The sigmoid normalisation

After the four weighted components are combined into a single raw score, that score needs to be mapped into the 0.0 to 1.0 range. We use a sigmoid function for this: 1 / (1 + e^(-score/20)).

The sigmoid is an S-shaped curve that smoothly maps any number to a value between 0 and 1. A raw score of 0 maps to exactly 0.5. Positive raw scores map to values above 0.5, and negative raw scores map to values below 0.5. The further the raw score is from zero, the closer the output gets to 1.0 or 0.0, but it never actually reaches either extreme. Note that because the colour thresholds are set asymmetrically (good starts at 0.44, bad is below 0.35), a raw score of zero actually lands in the "good" range rather than being perfectly neutral.

The divisor of 20 controls how steep the curve is. With this setting, a raw score of around +/- 40 will push the output close to the extremes (roughly 0.88 or 0.12). Scores beyond that range continue to push toward 1.0 or 0.0 but with diminishing effect. This prevents any single extreme metric from completely dominating the final score.

Cumulative calculation

Just like the trend lines, the stability index is calculated cumulatively. The value at each point on the chart only considers data up to and including that point. This means the stability score at release 5.4.3 is based on everything from 5.4.0 through 5.4.3, but it knows nothing about 5.4.4 or later.

The headline "Stability" number shown in the stats grid on each version page is simply the last value in this cumulative sequence, which represents the stability score calculated using all available data for that version.

Major version pages

On the pages that list minor versions within a major version (for example, the Craft CMS 5.x page), the chart data is grouped differently. Instead of showing every individual release period, each data point represents a minor version. The values used are taken from the last release period within each minor version, so the data point for "5.4" shows the metrics from the final patch release in the 5.4.x series.

The stability scores shown next to each minor version in the table and on the version blocks are calculated independently for each minor version using its own release periods. This means the stability of 5.4.x is based entirely on what happened within the 5.4.x release series and is not influenced by what happened in 5.3.x or 5.5.x.

When a minor version has only a single release (for example, a brand new 5.6.0 with no patch releases yet), there are not enough data points to calculate a meaningful stability score. In that case, the site falls back to showing the stability score of the previous minor version, with the version number shown in brackets to make it clear where the number came from.

What the colours mean

Throughout the site, green and red colours are used to indicate whether a metric is moving in a favourable or unfavourable direction. For issue counts and daily rates, red means the numbers are going up (more issues is bad) and green means they are going down (fewer issues is good).
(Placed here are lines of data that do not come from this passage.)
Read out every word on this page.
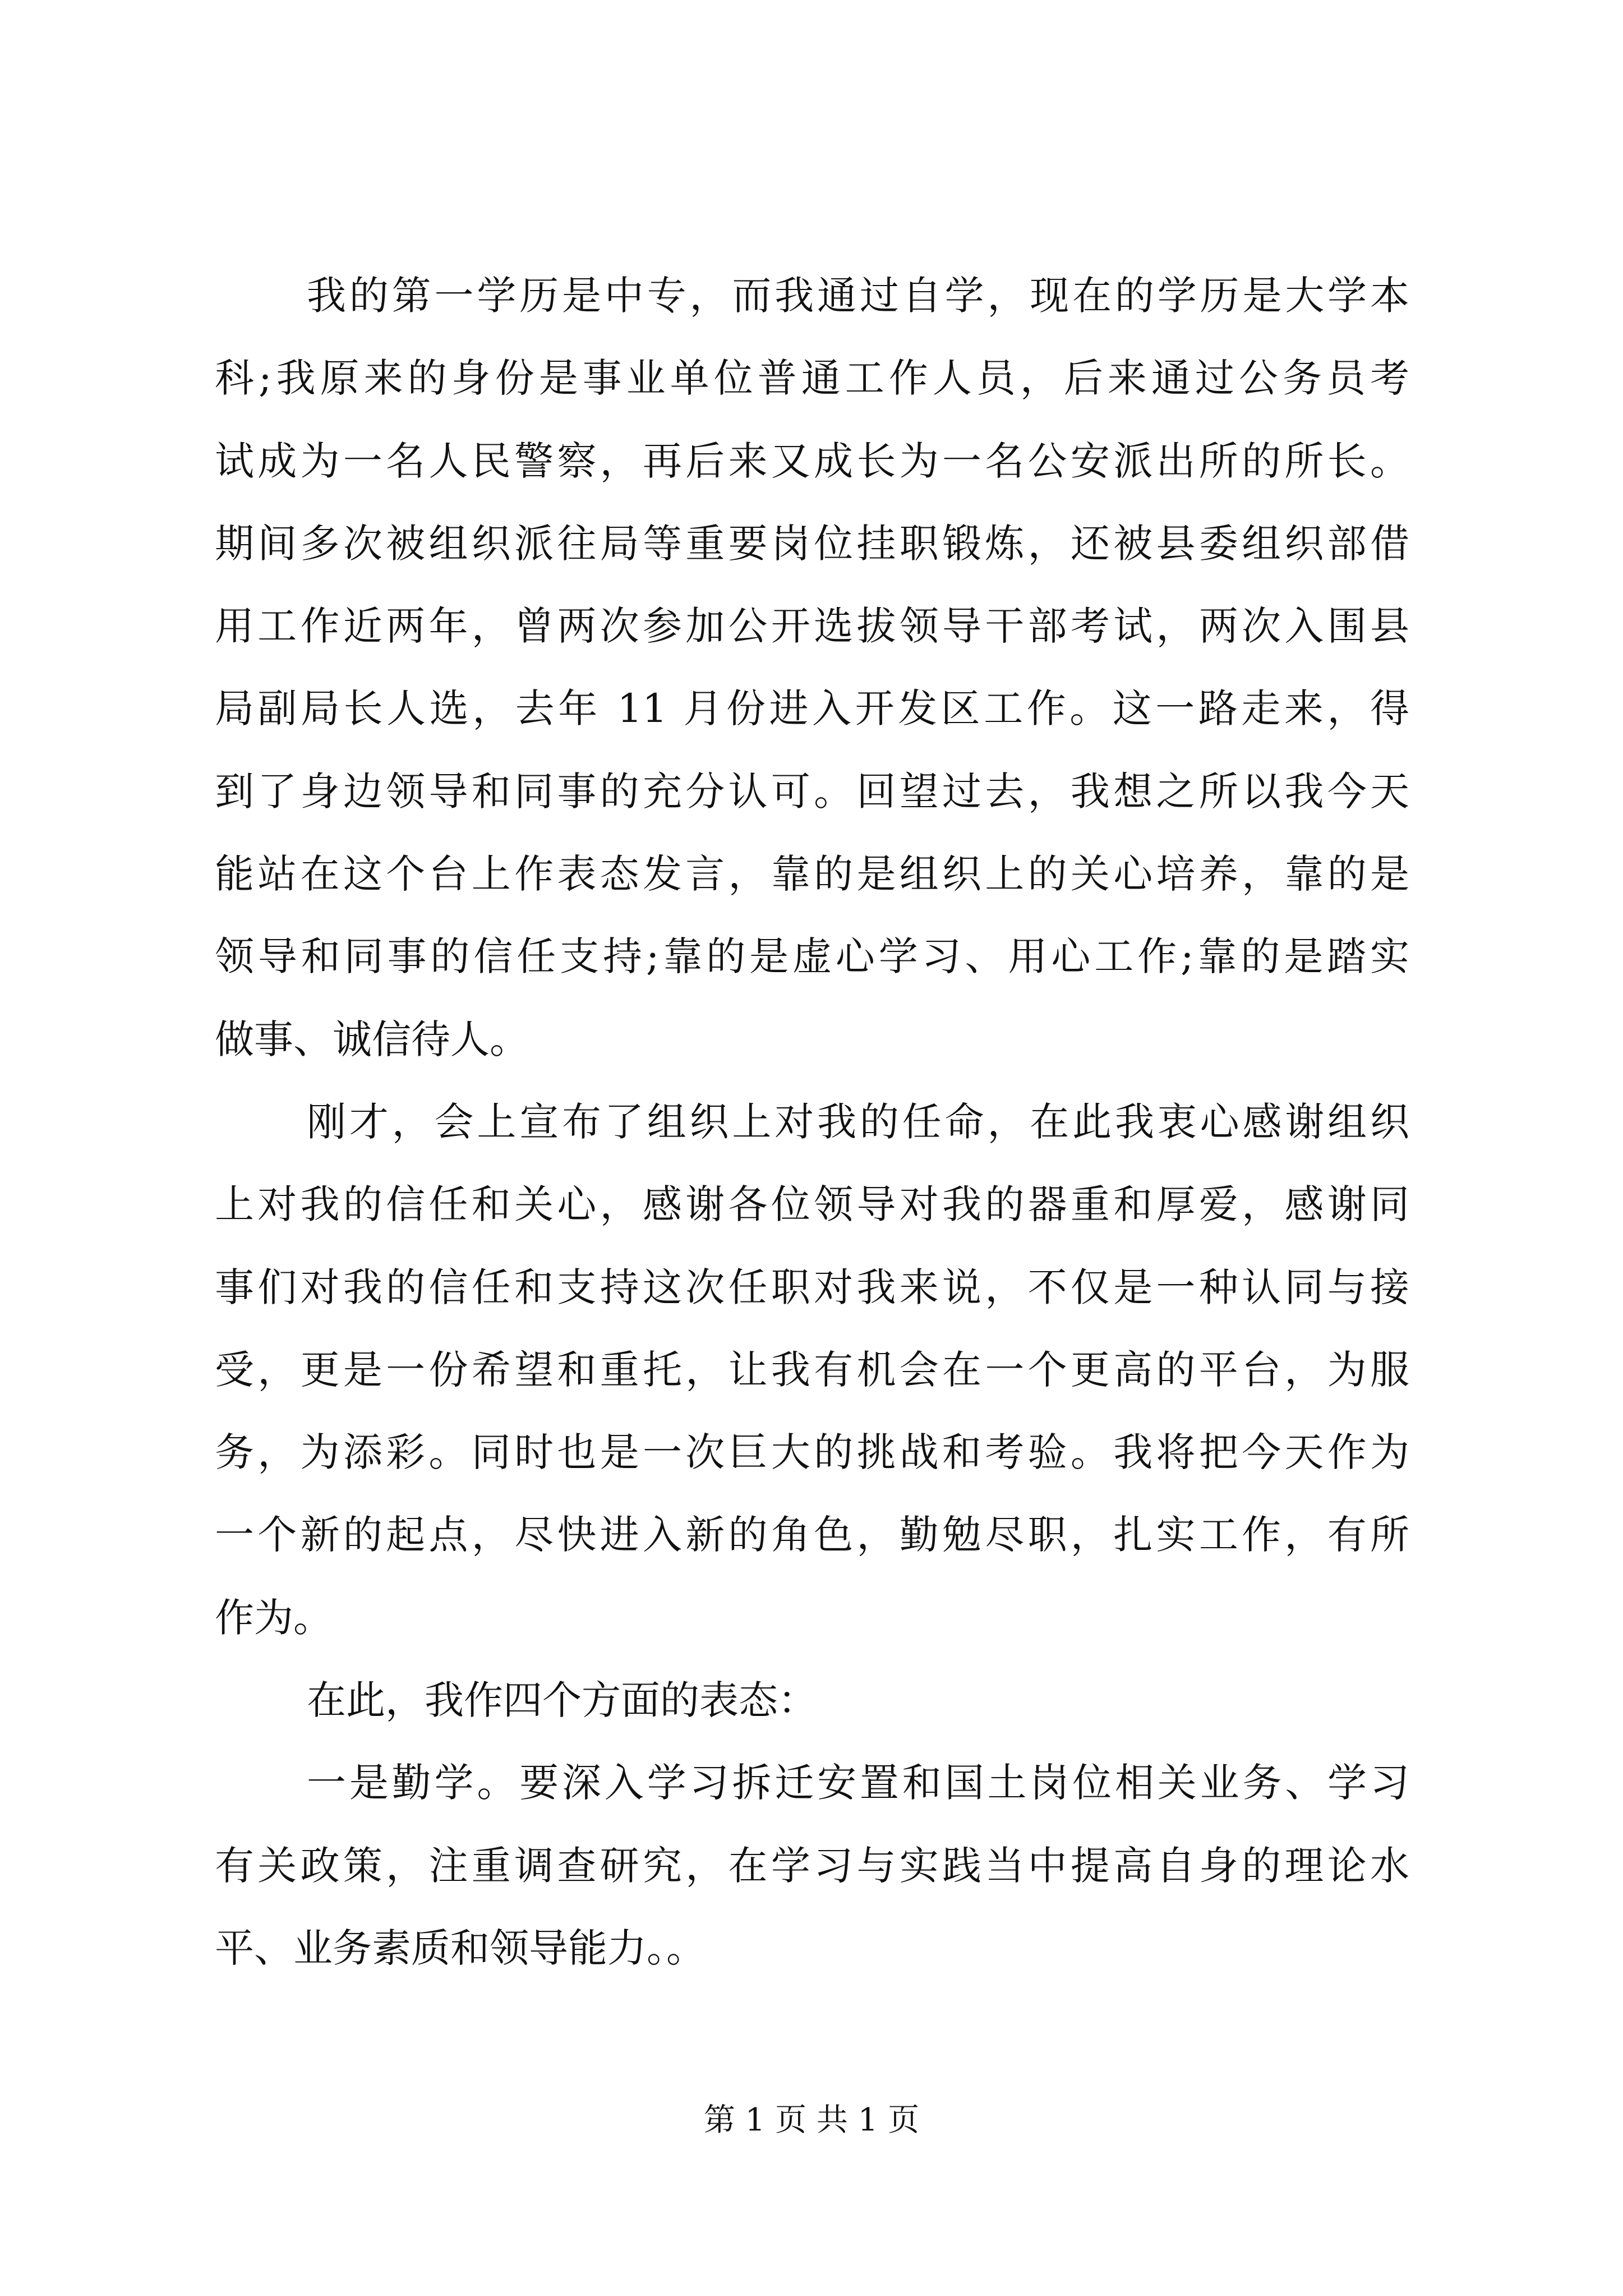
我的第一学历是中专，而我通过自学，现在的学历是大学本
科;我原来的身份是事业单位普通工作人员，后来通过公务员考
试成为一名人民警察，再后来又成长为一名公安派出所的所长。
期间多次被组织派往局等重要岗位挂职锻炼，还被县委组织部借
用工作近两年，曾两次参加公开选拔领导干部考试，两次入围县
局副局长人选，去年 11 月份进入开发区工作。这一路走来，得
到了身边领导和同事的充分认可。回望过去，我想之所以我今天
能站在这个台上作表态发言，靠的是组织上的关心培养，靠的是
领导和同事的信任支持;靠的是虚心学习、用心工作;靠的是踏实
做事、诚信待人。
刚才，会上宣布了组织上对我的任命，在此我衷心感谢组织
上对我的信任和关心，感谢各位领导对我的器重和厚爱，感谢同
事们对我的信任和支持这次任职对我来说，不仅是一种认同与接
受，更是一份希望和重托，让我有机会在一个更高的平台，为服
务，为添彩。同时也是一次巨大的挑战和考验。我将把今天作为
一个新的起点，尽快进入新的角色，勤勉尽职，扎实工作，有所
作为。
在此，我作四个方面的表态：
一是勤学。要深入学习拆迁安置和国土岗位相关业务、学习
有关政策，注重调查研究，在学习与实践当中提高自身的理论水
平、业务素质和领导能力。。
第 1 页 共 1 页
For fix rate, the meaning is reversed: green means the fix rate is going up (more issues being fixed is good) and red means it is going down.
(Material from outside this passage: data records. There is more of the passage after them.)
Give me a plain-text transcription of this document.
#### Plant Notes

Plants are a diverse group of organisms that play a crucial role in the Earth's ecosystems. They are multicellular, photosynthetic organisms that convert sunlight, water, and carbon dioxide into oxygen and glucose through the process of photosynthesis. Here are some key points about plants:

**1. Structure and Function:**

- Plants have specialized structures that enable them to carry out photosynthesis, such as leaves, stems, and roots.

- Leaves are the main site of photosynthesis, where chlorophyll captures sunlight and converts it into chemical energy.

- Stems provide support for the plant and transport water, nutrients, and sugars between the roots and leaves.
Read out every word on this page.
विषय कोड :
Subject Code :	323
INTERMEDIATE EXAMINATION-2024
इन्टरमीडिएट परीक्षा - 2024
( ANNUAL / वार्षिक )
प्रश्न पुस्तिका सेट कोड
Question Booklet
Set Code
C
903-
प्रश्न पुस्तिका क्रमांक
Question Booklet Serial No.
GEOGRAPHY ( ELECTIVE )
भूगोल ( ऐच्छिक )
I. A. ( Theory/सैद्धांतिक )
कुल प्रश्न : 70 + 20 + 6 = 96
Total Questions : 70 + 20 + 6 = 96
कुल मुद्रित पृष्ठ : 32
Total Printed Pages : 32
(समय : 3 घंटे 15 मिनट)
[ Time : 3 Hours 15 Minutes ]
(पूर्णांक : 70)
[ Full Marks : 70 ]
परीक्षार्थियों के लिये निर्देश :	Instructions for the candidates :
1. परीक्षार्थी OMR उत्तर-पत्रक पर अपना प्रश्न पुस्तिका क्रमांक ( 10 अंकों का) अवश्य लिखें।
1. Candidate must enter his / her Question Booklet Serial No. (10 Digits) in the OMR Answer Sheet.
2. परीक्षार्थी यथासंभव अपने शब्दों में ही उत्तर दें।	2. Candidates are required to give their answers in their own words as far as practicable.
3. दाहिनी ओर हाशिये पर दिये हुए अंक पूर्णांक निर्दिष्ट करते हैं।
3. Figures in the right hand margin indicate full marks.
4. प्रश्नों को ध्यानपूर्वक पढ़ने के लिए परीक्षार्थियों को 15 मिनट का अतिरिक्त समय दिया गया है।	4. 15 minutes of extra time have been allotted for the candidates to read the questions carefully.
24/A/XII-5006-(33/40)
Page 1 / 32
For the stability index specifically, a score of 0.44 or above is shown in green (good), a score below 0.35 is shown in red (bad), and anything between 0.35 and 0.43 is shown in a neutral grey (stable). The version blocks on the major version pages use the same colour as a subtle background tint, making it easy to scan across minor versions and see which ones are in good shape and which ones might warrant caution.

Limitations

This tool looks at publicly available GitHub data only. It does not know about issues reported through other channels, internal bug trackers, security advisories that were handled privately, or the severity of any individual issue. A version could have a high stability score while still having one critical bug, or a low score because of a flood of minor cosmetic issues.

The stability index is a directional indicator, not an absolute measurement. It is most useful for comparing the trajectory of a version over time, or for getting a rough sense of how a minor version compares to its predecessors. It should not be the only factor you consider when deciding whether to update.